About the Role
The MLOps Engineer will support the design, development, testing, deployment, and maintenance of software systems and AI/ML-enabled solutions. The role involves working in cloud-native and microservices environments, developing APIs, handling telemetry data, and supporting ML/AI workloads across structured and unstructured datasets.
Responsibilities
- Support the design and development of software solutions and business functionality.
- Contribute to writing, testing, debugging, and maintaining code.
- Support automated testing and software deployment activities.
- Collaborate with product teams to deliver software components.
- Integrate and build solutions using automation, coding, and third-party software.
- Assist in building and debugging large-scale distributed systems.

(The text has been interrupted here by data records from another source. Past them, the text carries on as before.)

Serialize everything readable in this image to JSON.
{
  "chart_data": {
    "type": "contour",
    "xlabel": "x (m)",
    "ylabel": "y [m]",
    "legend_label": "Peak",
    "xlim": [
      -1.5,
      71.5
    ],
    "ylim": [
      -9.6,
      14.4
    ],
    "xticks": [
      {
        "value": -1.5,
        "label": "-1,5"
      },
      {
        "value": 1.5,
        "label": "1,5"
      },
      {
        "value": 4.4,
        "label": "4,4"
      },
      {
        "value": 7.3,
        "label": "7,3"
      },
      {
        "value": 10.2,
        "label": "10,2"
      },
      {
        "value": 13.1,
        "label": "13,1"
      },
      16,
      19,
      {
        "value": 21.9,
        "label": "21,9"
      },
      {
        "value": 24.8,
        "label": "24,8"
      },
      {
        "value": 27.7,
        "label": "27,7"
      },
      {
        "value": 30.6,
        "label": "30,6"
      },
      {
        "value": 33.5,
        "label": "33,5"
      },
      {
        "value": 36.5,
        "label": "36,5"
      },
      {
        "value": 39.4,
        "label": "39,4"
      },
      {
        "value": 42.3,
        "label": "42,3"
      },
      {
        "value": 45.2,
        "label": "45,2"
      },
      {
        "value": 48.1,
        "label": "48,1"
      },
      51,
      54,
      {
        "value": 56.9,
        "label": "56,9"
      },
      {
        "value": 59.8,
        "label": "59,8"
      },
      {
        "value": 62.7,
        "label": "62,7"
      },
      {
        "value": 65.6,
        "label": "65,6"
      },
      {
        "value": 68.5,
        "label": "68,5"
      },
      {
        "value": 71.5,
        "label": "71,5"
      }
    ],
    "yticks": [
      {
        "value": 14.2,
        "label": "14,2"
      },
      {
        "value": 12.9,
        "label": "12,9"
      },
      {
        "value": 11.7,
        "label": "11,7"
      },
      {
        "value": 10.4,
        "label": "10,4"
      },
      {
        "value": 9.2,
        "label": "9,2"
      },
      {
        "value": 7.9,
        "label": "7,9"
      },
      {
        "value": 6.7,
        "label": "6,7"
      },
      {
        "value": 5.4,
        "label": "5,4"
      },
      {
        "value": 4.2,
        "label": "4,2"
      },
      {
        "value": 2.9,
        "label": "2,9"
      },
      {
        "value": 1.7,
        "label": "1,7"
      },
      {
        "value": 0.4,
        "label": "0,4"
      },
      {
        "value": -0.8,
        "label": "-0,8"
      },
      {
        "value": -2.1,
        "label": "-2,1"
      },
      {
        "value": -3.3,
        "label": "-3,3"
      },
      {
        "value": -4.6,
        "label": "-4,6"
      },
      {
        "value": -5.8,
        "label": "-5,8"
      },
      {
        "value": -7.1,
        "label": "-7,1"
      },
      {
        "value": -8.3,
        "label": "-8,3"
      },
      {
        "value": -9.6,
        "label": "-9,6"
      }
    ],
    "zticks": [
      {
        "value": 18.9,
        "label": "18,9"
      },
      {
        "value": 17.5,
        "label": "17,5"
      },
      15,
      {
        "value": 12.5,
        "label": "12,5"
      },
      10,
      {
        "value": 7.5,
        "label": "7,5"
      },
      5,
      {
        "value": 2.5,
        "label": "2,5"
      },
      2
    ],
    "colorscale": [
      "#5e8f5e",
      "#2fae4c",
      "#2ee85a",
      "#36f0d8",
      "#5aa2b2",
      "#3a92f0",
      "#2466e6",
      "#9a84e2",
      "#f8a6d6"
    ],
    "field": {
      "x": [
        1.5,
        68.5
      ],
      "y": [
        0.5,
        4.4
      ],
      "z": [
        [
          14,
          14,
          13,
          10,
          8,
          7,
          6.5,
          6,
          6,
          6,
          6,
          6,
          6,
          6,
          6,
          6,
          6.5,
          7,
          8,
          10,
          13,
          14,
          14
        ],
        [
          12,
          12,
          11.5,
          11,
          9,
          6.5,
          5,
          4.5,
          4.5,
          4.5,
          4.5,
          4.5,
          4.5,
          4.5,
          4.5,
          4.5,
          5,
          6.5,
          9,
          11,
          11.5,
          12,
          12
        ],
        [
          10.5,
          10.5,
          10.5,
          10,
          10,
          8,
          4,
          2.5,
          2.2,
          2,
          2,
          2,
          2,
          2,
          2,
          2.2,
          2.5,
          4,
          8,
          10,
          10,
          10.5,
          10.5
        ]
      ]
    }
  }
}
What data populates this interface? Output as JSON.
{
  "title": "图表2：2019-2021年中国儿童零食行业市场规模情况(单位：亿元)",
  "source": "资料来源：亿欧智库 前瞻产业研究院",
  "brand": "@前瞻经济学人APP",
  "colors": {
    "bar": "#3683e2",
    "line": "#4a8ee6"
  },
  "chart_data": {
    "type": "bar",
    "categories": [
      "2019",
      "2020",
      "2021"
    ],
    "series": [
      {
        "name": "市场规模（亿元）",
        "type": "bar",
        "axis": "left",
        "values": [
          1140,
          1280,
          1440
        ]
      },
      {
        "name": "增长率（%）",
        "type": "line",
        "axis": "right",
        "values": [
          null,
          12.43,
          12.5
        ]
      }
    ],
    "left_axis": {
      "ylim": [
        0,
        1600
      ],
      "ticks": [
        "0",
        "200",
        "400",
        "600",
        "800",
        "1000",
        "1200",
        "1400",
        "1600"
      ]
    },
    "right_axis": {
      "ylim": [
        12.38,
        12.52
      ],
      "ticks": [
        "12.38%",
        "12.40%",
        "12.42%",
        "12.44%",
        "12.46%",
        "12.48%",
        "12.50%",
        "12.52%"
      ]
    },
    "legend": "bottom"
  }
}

- Develop functionality in microservices environments using APIs and telemetry data.
- Support execution of ML/AI algorithms on structured and unstructured data.
- Maintain technical documentation, user documentation, and operational procedures.
- Assist with code refactoring and code reviews.
Requirements
- Bachelor's degree or equivalent in Computer Science, Engineering, or a related field.
- Knowledge of cloud platforms including AWS, Google Cloud Platform, Microsoft Azure, and Microsoft 365.
- Proficiency in one or more programming languages such as Python, Java, JavaScript, Node.js, C++, or C#.
- Understanding of data structures, algorithms, and software design principles.
- Knowledge of microservices architecture and API development.
- Experience with SQL and NoSQL databases including Elasticsearch, MongoDB, and Cassandra.
- Knowledge of container technologies such as Kubernetes, Docker, and LXC/LXD.
- Familiarity with Agile, Lean, and Test-Driven Development practices.
- Understanding of CI/CD concepts and cloud-based deployments.
- Strong analytical, debugging, collaboration, and communication skills.
Preferred Qualifications
- Microsoft Certified Azure Fundamentals certification.
- Agile certifications.
- Experience working with geo-distributed teams.
- Experience with the complete software delivery lifecycle including source control, testing, CI, defect management, and work tracking tools.
- Experience with Agile, Lean, Continuous Delivery, DevOps, and analytics-driven processes.
- Familiarity with large datasets and applying ML/AI algorithms.
- Experience developing microservices and RESTful APIs.